Joyce Carol Oates
An epically prolific and moving novelist, a creative writing professor at Princeton, and mentor to many (past protégés including Jonathan Safran Foer, Richard Greenberg, and Jonathan Ames), and a constant New Yorker contributor, Oates is a literary legend whose fiction and non-fiction revel in the bleak and the violent.
Born in Lockport, New York in 1938 to a family of modest means, Oates was the first in her family to complete high school, showing she was already an overachiever. She then graduated valedictorian from Syracuse University and got her M.A. from U Wisconsin - Madison.
Her career took off almost immediately. Her first book was published in 1963 by Vanguard, when she was 25, and her second in 1964. The president of Vanguard, who met Oates when she had just graduated from U-Madison, later said she thought "she was a genius."
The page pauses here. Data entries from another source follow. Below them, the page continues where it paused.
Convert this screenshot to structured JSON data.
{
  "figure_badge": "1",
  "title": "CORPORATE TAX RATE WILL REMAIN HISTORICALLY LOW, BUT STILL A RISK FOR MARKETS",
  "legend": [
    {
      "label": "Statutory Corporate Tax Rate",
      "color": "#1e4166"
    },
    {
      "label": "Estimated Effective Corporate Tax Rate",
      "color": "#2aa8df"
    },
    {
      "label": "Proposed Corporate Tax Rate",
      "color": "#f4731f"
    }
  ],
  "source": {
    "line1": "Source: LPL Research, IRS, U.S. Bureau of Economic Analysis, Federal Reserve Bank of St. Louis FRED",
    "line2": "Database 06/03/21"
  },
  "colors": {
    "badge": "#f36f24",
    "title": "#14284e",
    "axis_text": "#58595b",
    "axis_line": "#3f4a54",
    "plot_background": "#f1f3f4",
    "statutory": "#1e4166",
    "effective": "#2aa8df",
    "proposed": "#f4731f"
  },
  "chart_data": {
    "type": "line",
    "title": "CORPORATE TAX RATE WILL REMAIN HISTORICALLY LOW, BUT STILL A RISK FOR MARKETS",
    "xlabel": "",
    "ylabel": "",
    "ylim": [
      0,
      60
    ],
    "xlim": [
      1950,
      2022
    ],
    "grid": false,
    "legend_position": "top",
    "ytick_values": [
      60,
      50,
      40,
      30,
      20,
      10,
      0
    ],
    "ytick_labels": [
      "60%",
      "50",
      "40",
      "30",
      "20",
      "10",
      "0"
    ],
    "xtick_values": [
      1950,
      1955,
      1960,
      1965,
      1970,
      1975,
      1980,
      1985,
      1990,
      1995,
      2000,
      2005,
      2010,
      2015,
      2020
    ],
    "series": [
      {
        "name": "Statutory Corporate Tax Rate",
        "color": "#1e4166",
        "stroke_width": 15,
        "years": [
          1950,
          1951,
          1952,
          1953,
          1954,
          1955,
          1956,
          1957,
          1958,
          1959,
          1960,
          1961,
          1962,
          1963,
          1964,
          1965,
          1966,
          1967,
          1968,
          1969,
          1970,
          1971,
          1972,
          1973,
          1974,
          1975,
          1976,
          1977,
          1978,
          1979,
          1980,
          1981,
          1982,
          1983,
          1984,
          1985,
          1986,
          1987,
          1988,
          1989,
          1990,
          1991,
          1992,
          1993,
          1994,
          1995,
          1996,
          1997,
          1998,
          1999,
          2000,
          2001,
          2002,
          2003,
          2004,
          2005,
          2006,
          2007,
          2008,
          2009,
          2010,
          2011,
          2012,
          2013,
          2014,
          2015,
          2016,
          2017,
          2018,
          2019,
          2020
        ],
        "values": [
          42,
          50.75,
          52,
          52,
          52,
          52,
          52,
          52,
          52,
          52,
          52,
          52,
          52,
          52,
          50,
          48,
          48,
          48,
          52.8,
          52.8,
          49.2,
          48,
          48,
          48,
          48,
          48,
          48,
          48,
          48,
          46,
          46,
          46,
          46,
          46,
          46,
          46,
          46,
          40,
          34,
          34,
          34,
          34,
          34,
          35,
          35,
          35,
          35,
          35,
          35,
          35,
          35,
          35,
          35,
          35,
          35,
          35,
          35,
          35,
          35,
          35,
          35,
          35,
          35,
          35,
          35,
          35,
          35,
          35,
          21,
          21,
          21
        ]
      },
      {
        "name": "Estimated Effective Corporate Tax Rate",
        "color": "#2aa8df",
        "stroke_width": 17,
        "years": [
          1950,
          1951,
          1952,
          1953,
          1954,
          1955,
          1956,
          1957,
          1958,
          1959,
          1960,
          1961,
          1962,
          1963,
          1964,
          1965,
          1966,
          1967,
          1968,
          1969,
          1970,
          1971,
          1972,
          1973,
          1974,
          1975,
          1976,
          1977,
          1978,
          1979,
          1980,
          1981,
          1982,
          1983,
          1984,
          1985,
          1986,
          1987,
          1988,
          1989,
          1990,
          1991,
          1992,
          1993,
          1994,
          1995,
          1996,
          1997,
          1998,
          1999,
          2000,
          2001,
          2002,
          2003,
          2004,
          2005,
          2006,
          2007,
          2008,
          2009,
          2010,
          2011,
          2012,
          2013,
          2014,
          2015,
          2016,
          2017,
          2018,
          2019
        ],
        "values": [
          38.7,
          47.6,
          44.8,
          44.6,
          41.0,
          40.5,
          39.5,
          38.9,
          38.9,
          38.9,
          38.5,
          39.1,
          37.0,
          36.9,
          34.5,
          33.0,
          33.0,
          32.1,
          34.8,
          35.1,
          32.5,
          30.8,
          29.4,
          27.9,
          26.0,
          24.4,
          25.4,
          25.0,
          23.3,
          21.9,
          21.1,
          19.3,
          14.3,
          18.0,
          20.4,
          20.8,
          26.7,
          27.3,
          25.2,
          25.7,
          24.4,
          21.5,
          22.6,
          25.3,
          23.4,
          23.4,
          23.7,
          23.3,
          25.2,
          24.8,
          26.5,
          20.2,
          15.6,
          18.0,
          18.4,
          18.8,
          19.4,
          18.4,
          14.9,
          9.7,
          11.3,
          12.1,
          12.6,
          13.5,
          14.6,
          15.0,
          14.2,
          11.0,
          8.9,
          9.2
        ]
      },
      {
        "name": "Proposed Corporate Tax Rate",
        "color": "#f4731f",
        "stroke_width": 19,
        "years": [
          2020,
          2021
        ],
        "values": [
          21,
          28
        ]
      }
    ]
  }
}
Her 1969 novel Them, published in 1969, won a National Book Award. She's been nominated for the Book Award twice more, and has earned upwards of 14 other awards spanning her 40-year career. She's been rumored to be "favored" for a Nobel in Literature for years, but that has prophecy has yet to come to pass.
Oates's first husband, Raymond Smith, whom she married in 1961, died in February of 2008. The death put a slight crimp in her otherwise legendary productivity (she reportedly writes in longhand for seven or eight hours every day [side note: ouch]), but in 2009 she married Charles Gross, a psychology professor at Princeton.